Maybe let me formulate it a bit more diplomatic: It is not what I would expect from a double-entry bookkeeping system. Personally I find one account for each person more intuitive. There may be reasons for not doing this but they are not clear to me yet.

> Regarding the process you suggest, each step in your workflow is a massive undertaking to build. And it serves exactly one (1) user for whom the workflow fits: you.

> It's how I started Firefly III: solving my own problem. So I guess you know what to do ;)

I know that implementing this process is not walk in the park. Please don't see it as a request for you to implement that particular feature because I need it. But for me this would solve an issue I had with all of the personal finance tools. Therefor I wrote down my thoughts, maybe they resonate with someone and it results in a fruitful discussion. Or maybe someone had similar thoughts...


Technically speaking, it's not really necessary. It does help to validate database consistency, because the sum of all transactions is zero.

It also prevents you (from an architectural perspective) to pull money out of thin air. If you create an account with 1000 on it from the start, there has to be a source for that money. That account is hidden and invisible, but will have a balance of -1000. It may look like nothing, but it helps to keep things in check.


This depends on how you look at financing and budgeting (duh). But Firefly III was originally designed (by me) to lower your running expenses. It doesn't feature a lot cool budget automation because that leads to more charts but less money.

The original idea was to make it hard (or at least with some friction) to create transactions. This also excluded any way of importing data. That way you feel your transactions twice. Once when you spend the money, and twice when you have to enter it.

Making you finances tangible is a very good way of spending less money. Importing all your shit just gives GIGO but with nicer graphics.


To ask something that now seems obvious... in your experience, doesn't that friction just drive people away from the program? That seems to me the natural response.

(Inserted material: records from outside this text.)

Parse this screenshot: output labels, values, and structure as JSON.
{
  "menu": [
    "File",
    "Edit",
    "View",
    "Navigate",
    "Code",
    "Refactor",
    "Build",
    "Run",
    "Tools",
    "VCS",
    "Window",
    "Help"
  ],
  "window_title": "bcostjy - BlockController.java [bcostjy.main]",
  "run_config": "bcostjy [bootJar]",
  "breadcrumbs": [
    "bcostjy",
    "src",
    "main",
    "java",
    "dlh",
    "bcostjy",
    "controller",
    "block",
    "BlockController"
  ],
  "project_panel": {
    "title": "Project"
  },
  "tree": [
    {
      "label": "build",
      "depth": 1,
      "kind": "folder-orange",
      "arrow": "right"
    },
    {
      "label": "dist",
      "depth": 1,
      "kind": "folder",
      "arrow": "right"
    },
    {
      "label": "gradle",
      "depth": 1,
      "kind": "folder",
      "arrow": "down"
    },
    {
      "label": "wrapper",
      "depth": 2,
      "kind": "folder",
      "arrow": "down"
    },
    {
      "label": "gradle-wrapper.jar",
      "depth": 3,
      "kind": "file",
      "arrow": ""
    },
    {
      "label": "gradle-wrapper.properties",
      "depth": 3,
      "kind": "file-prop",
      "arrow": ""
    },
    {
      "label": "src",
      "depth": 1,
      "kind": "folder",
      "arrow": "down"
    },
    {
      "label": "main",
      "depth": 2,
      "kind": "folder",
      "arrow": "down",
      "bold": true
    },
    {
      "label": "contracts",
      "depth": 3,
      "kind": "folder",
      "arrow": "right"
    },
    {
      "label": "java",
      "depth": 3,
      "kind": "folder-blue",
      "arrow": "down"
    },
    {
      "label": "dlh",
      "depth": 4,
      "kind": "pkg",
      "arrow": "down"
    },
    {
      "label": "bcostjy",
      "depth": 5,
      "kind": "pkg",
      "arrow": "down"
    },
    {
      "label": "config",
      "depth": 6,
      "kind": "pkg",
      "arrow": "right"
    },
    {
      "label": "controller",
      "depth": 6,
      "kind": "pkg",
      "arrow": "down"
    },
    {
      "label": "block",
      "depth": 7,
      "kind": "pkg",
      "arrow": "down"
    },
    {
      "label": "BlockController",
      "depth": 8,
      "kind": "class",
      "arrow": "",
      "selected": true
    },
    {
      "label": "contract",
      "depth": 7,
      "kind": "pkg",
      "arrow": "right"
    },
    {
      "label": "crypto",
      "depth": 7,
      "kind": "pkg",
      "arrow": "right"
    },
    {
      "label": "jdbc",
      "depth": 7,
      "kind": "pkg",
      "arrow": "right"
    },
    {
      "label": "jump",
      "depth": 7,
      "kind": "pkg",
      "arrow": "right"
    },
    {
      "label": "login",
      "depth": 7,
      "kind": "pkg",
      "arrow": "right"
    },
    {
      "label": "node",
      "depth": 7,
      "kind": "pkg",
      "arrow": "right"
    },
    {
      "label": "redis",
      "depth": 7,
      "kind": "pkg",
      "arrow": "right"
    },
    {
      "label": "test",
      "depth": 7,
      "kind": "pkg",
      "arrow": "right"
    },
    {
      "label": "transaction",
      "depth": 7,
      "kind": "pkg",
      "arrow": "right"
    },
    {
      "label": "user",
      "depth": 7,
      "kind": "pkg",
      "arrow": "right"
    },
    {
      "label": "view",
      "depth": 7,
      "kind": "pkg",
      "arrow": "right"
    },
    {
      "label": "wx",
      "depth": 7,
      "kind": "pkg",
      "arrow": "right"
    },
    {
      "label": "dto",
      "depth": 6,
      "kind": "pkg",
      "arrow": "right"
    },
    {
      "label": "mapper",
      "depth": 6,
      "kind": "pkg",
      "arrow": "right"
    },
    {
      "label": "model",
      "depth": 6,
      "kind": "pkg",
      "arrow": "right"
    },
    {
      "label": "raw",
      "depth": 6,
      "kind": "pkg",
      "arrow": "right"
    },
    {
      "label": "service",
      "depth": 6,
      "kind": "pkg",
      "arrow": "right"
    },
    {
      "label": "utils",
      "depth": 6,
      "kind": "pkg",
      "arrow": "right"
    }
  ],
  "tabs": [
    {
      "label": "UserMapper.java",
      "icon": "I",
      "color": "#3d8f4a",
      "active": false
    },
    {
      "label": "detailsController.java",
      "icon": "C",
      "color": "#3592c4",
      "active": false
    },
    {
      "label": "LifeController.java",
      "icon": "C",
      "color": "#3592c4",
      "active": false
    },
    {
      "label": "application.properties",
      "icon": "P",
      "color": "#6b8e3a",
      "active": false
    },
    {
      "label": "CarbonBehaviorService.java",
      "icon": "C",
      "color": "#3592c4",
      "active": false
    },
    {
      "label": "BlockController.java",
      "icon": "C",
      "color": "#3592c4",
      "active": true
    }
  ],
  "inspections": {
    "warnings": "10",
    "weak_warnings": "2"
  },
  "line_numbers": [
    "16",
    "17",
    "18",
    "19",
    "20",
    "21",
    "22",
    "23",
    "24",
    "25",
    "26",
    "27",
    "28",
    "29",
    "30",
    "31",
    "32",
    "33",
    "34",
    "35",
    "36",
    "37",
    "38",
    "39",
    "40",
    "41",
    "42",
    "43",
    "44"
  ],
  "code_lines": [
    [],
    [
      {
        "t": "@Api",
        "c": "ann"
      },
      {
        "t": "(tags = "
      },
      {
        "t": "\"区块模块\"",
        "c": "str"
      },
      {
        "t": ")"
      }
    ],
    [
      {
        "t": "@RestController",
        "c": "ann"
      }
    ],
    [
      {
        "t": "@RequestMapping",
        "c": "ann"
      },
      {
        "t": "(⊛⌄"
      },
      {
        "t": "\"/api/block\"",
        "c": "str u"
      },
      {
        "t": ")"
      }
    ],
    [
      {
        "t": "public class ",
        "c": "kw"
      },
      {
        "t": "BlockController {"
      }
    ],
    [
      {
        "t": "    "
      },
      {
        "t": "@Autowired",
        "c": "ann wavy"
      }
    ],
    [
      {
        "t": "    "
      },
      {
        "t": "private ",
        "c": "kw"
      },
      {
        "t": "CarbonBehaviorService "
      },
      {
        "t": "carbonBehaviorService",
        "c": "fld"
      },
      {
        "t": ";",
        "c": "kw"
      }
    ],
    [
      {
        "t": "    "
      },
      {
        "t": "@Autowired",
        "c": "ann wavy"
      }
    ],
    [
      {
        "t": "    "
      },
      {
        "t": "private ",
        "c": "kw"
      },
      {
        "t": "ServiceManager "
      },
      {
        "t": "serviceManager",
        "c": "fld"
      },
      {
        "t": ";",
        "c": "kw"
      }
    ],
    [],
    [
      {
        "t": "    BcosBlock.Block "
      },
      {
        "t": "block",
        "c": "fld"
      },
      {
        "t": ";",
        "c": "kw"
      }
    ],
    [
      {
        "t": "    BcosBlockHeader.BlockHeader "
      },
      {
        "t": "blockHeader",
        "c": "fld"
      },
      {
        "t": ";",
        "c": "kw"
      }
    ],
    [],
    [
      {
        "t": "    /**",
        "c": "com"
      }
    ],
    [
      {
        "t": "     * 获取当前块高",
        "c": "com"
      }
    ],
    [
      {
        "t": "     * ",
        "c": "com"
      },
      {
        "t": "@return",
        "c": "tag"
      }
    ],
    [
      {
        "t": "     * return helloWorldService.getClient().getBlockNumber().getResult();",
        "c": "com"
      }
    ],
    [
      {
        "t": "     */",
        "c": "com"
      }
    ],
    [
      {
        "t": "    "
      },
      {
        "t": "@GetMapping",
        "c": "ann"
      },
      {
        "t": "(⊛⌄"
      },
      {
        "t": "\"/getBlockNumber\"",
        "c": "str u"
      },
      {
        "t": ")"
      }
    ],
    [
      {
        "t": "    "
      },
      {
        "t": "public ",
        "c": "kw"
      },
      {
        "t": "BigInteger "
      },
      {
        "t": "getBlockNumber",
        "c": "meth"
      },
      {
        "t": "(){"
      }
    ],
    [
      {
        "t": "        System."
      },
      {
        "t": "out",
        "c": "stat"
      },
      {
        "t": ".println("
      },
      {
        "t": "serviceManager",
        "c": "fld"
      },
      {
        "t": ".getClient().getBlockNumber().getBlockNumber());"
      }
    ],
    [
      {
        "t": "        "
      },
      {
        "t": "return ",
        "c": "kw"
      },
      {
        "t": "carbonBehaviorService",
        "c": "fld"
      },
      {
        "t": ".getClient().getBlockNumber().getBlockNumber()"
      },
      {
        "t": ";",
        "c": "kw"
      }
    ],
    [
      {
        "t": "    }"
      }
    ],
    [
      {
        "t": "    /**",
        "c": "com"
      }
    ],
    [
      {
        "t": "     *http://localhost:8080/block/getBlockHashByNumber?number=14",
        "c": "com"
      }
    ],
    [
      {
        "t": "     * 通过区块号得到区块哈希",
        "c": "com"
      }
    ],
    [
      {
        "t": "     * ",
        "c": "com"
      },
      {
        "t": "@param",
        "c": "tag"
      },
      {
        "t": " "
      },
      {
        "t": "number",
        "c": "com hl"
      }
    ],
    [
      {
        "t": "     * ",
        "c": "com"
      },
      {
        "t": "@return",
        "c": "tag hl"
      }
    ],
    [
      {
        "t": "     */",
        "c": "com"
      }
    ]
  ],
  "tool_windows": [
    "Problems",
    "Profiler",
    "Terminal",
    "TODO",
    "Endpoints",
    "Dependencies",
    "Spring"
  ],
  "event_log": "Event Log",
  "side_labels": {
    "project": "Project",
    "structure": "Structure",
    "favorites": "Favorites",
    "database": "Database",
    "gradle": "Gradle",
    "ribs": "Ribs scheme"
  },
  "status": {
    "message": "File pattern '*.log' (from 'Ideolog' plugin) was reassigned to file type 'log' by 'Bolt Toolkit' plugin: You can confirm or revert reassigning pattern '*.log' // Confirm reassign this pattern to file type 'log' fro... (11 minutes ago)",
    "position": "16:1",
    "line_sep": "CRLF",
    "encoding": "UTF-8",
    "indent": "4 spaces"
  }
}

Firefly III is missing plenty of features (see below). I started Firefly III with a single user (me) and everything else is a bonus.

https://docs.firefly-iii.org/firefly-iii/about-firefly-iii/w...

I will admit that I caved under pressure and built the Firefly III Data Importer:

https://github.com/firefly-iii/data-importer


Nice, came here to says thanks for the explanation! I was following Firefly III since a couple of years, already installed a test version on a local VM. I set up auto-pull for 2 of my 6 bank accounts, this did not work well (some transactions were missing, e.g. credit cards). I haven't found the time to proceed deeper.

For my partner and me, I keep an OpenOffice spreadsheet were I enter all expenses, so we know who owes whom how much. Also, I scan all my receipts and they are automatically renamed and moved based on patterns (paperless-ng).

I agree to your argument, seeing all your expenses in this way helps keeping a connection to how much is spend. I yet need to combine my two systems with firefly.


Can you clarify what you mean by scanning receipts?

Do you scan (presumably photo with phone?) and then autodetermine the cost and maybe even some sub-category breakouts?


Basically, yes.


Yes to the first question or to the second?


No to the first, yes to the second.


There is the Firefly III Data Importer though?

https://github.com/firefly-iii/data-importer/


I have 10 years in my own installation, running on a Pi2. Seems to be fine.


Is there a thread on GitHub somewhere? Can I help?